Едва в редакции они разверстали на троих бутылец под стерлядку, примчалась Генриетта, тоже махнула рюмку и повела командированного к главному. Исидор встретил его как родного.
— Ну, Геннадио, что ты нарыл в этом самом Тьфуславле?
— В Тихославле, — поправил спецкор.
— Какая разница! Есть что-нибудь? Александр Николаевич мне два раза звонил!
— Ничего стоящего. Действительно, Болотина выгнала клуб «Гласность».
— Кто такая?
— Директор библиотеки. Суровая дама. Но Вехов сам виноват.
— А это еще кто?
— Есть там такой. За перестройку атомную бомбу сбросит.
— Хорошо! Ну вот, а говорят, в провинции вековая тишина. Не-ет, пошел, пошел процесс!
— Мутный он мужик, книги из библиотеки таскает, ксерит, на Кузнецком спекулирует…
— Геннадий Павлович, ай-ай-ай, вы где работаете, в «Совраске»? Какая спекуляция? Очнитесь, теперь это называется «индивидуальная трудовая деятельность». Как сказал Селюнин? «План — дефицит. Частная инициатива — изобилие». Спекулянт — просто деловой человек. Не более. Ну, конкретнее: Суровцева есть за что ухватить?
— Реально нет. Народ его любит.
— То-то и оно! Сталина тоже любили, а руки у него по локоть в крови! Жаль, очень жаль! Понимаешь, что они могут устроить на девятнадцатой конференции? Ты внимательно читал ответ Яковлева в «Правде»?
— Внимательно. Одни слова. Ни одной конкретной мысли.
— Гена, что с тобой? Что ты там, в Тихославле, делал?
— Исидор Матвеевич, отпустите на недельку — за свой счет!
— Устал?
— Жуть. Надо проветриться.
— Проветриться? Хорошо. Полетишь в Томск. Знаешь, чья вотчина?
— Лигачева.
— Верно. Не удалось нарыть на правую руку, будем рыть на самого! Он много лет на области сидел. Не мог не наследить. Вперед, тебя ждут великие дела!
— Но Исидор Матвеевич…
— Знаю, Марине не понравится.

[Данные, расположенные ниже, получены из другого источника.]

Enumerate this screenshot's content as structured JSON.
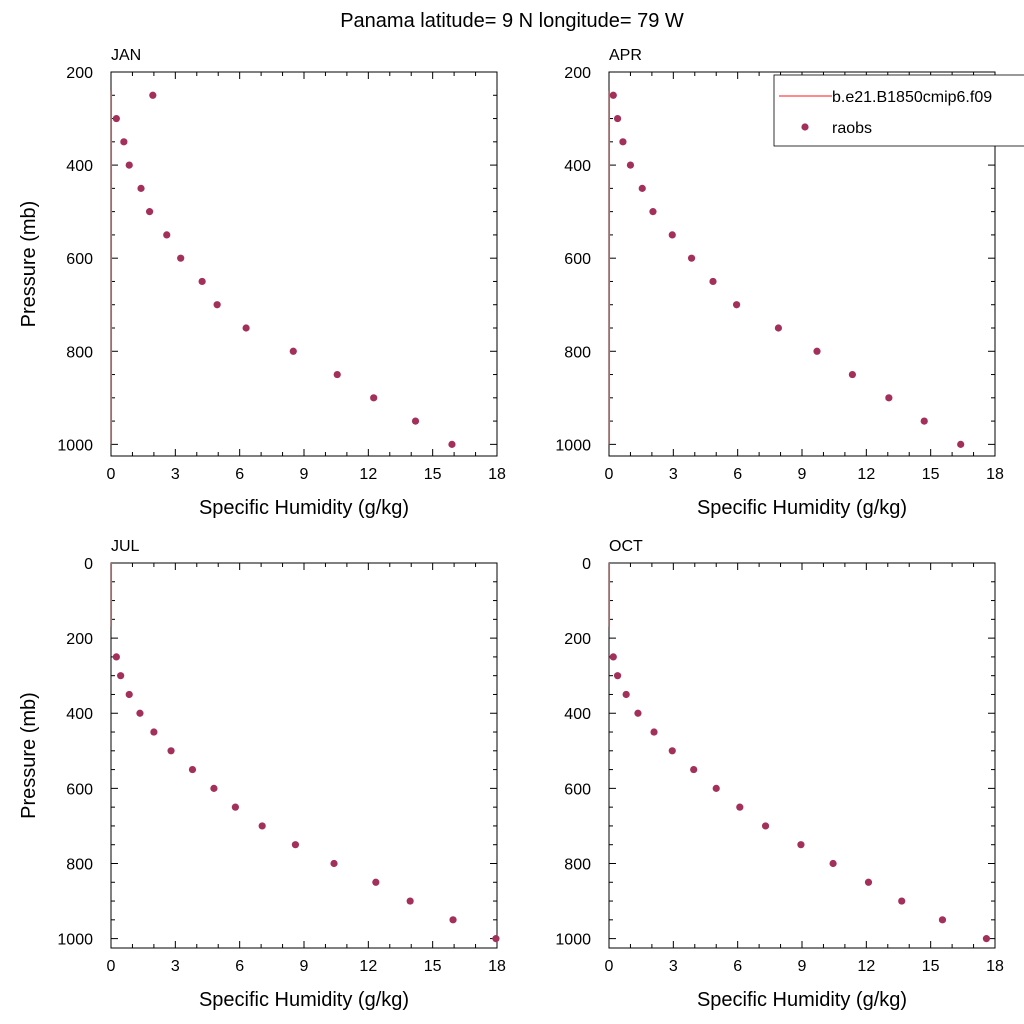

Жаловалась, что я тебя загонял, сын без отца растет, а сама скоро станет соломенной вдовой. Ничего не поделаешь! Реже всего видят мужей жены разведчиков. На втором месте журналисты. Я поговорю с ней. Вернешься из Томска — и сразу в Индию. Там проветришься. Договорились?
— Но…
— Не ной! В Индию обязательно возьми пару бутылок шампанского.
— Индусы «шампусик» любят? Я думал — «Рубин», «Гранат», «Кагор».
— Не умничай. Бутылки из-под шампанского они любят. Изумруды из них делают. От настоящих только специалист отличит. В отеле наших сразу спрашивают. Не продешеви! Привезешь Марине какую-нибудь цацку.
— Кольцо с изумрудом, — усмехнулся Скорятин и решил обязательно купить там что-нибудь Зое в подарок.
— Иди, мизантроп! А то передумаю и отправлю в Индию Дочкина.
— Когда вылетать в Томск?
— Послезавтра. Денек можешь передохнуть.
Спецкор грустно кивнул, встал и двинулся к двери, вспоминая почему-то, как нес Мятлеву на руках через лужи, сквозь дождь, а она прижималась к нему, шепча: «Боже, что я делаю…» Останься он на день, всего лишь на один день… Взявшись за ручку двери, Гена замер, изумленный тем, как просто можно избежать лигачевского Томска и вернуться в манящий Тихославль.